If you feel like the Republicans’ tax plan is a big con, or a bait and switch maneuver, you’ve got it right. It’s hard to escape the conclusion that Republicans, working very closely with business lobbyists, designed the tax plan primarily to reward their donors.
Take Jim Jordan, for example. He’s raked in more than $6 million in campaign contributions since 2005, mostly from big donors, including manufacturers; finance, insurance, and real estate businesses; agribusiness; utilities; the construction industry; and lawyers and lobbyists.
These and many other business interests that have contributed significantly to Jordan and other Republicans are the real winners under the tax plan, not you and me. A tax plan so heavily shaped by and for corporate interests isn’t good for Ohioans or the economy. But it’s what our Republican Congress has given us.
So what should we do about it?
First, we need to repeal this misguided tax law and enact real, meaningful tax reform that will support the middle class, close loopholes in the tax code that allow Warren Buffett to pay a lower tax rate than his secretary, and finally get rid of tax benefits for the ultra-rich (Check out the tax exemption for private jet operation in this bill. Do you have a private jet? I know I don’t.)
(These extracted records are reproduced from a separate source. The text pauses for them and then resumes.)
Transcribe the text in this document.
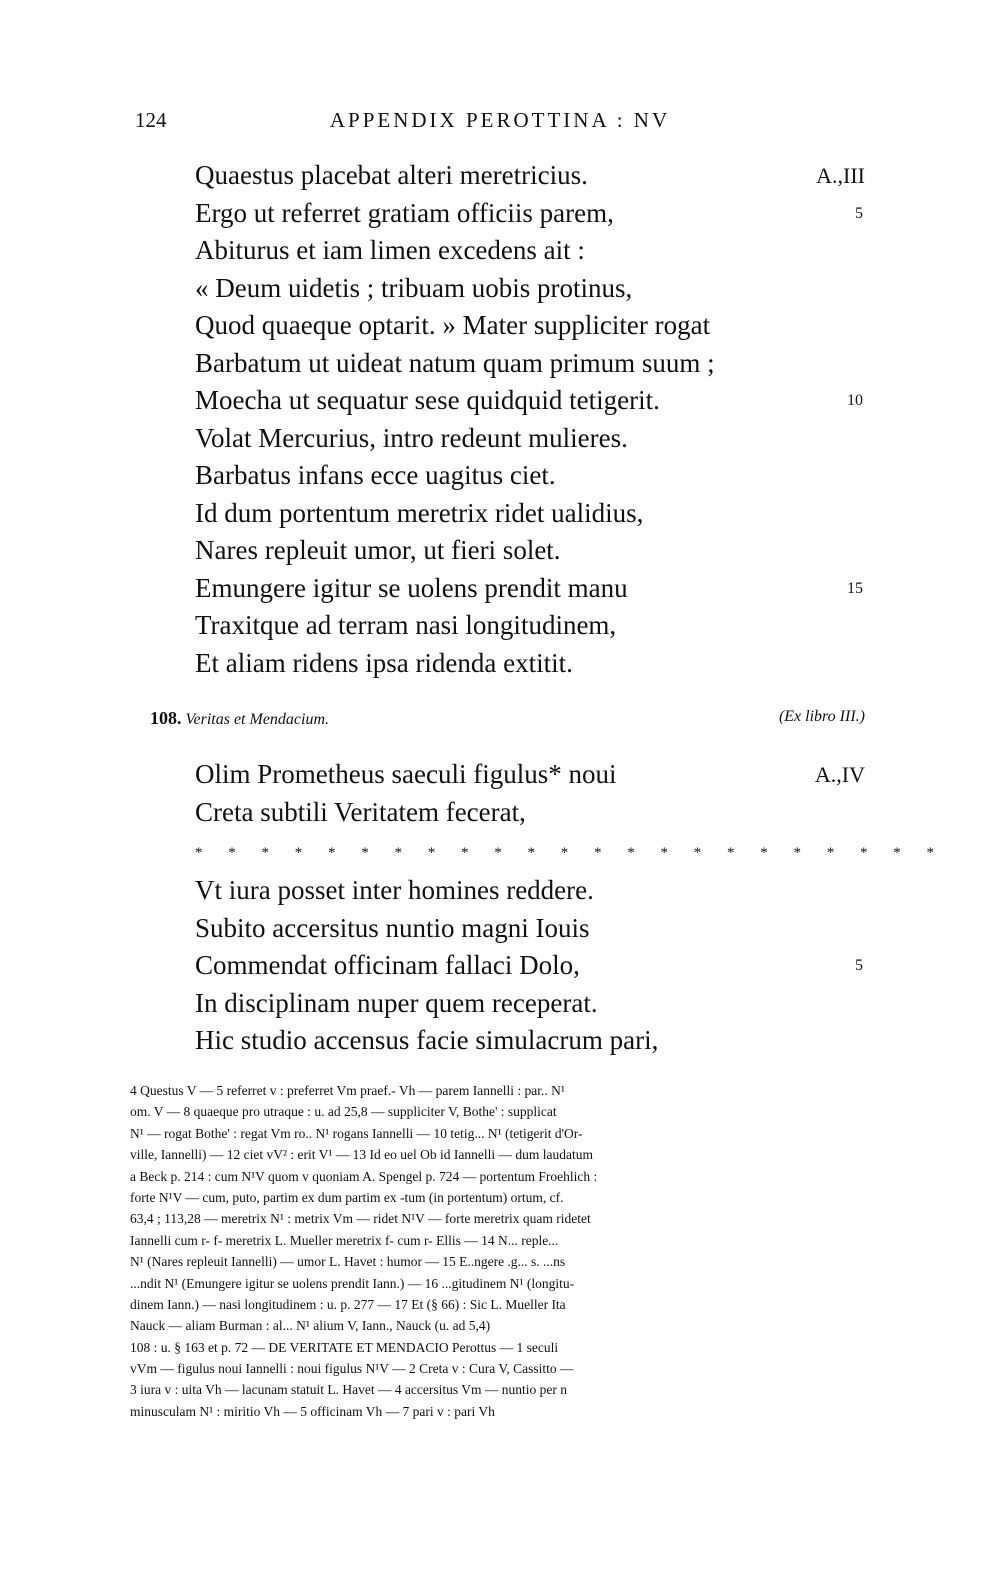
124	APPENDIX PEROTTINA : NV
Quaestus placebat alteri meretricius.	A.,III
Ergo ut referret gratiam officiis parem,	5
Abiturus et iam limen excedens ait :
« Deum uidetis ; tribuam uobis protinus,
Quod quaeque optarit. » Mater suppliciter rogat
Barbatum ut uideat natum quam primum suum ;
Moecha ut sequatur sese quidquid tetigerit.	10
Volat Mercurius, intro redeunt mulieres.
Barbatus infans ecce uagitus ciet.
Id dum portentum meretrix ridet ualidius,
Nares repleuit umor, ut fieri solet.
Emungere igitur se uolens prendit manu	15
Traxitque ad terram nasi longitudinem,
Et aliam ridens ipsa ridenda extitit.
108. Veritas et Mendacium.	(Ex libro III.)
Olim Prometheus saeculi figulus* noui	A.,IV
Creta subtili Veritatem fecerat,
* * * * * * * * * * * * * * * * * * * * * * *
Vt iura posset inter homines reddere.
Subito accersitus nuntio magni Iouis
Commendat officinam fallaci Dolo,	5
In disciplinam nuper quem receperat.
Hic studio accensus facie simulacrum pari,
4 Questus V — 5 referret v : preferret Vm praef.- Vh — parem Iannelli : par.. N¹
om. V — 8 quaeque pro utraque : u. ad 25,8 — suppliciter V, Bothe' : supplicat
N¹ — rogat Bothe' : regat Vm ro.. N¹ rogans Iannelli — 10 tetig... N¹ (tetigerit d'Or-
ville, Iannelli) — 12 ciet vV² : erit V¹ — 13 Id eo uel Ob id Iannelli — dum laudatum
a Beck p. 214 : cum N¹V quom v quoniam A. Spengel p. 724 — portentum Froehlich :
forte N¹V — cum, puto, partim ex dum partim ex -tum (in portentum) ortum, cf.
63,4 ; 113,28 — meretrix N¹ : metrix Vm — ridet N¹V — forte meretrix quam ridetet
Iannelli cum r- f- meretrix L. Mueller meretrix f- cum r- Ellis — 14 N... reple...
N¹ (Nares repleuit Iannelli) — umor L. Havet : humor — 15 E..ngere .g... s. ...ns
...ndit N¹ (Emungere igitur se uolens prendit Iann.) — 16 ...gitudinem N¹ (longitu-
dinem Iann.) — nasi longitudinem : u. p. 277 — 17 Et (§ 66) : Sic L. Mueller Ita
Nauck — aliam Burman : al... N¹ alium V, Iann., Nauck (u. ad 5,4)
108 : u. § 163 et p. 72 — DE VERITATE ET MENDACIO Perottus — 1 seculi
vVm — figulus noui Iannelli : noui figulus N¹V — 2 Creta v : Cura V, Cassitto —
3 iura v : uita Vh — lacunam statuit L. Havet — 4 accersitus Vm — nuntio per n
minusculam N¹ : miritio Vh — 5 officinam Vh — 7 pari v : pari Vh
Then we need to reform our campaign finance laws to take the money out of politics once and for all, so that government policies reflect the needs of everyday Americans and not big campaign donors. But before we can do all of that, we need to vote these folks out of office.
Feuding Republicans and Democrats in Washington, D.C. will have us believe that we too divided to make change. But we know we have a lot in common. We all want to work honorable jobs that pay a living wage and allow us to save enough money to buy a house one day or send our kids to school. We want healthcare for when things go wrong, and to be able to relax when things go right. We want our kids to be safe and healthy and grow up to have more opportunities than we do. With this much in common, we deserve reasonable representatives who will put country over party and enact the commonsense reforms that we agree on.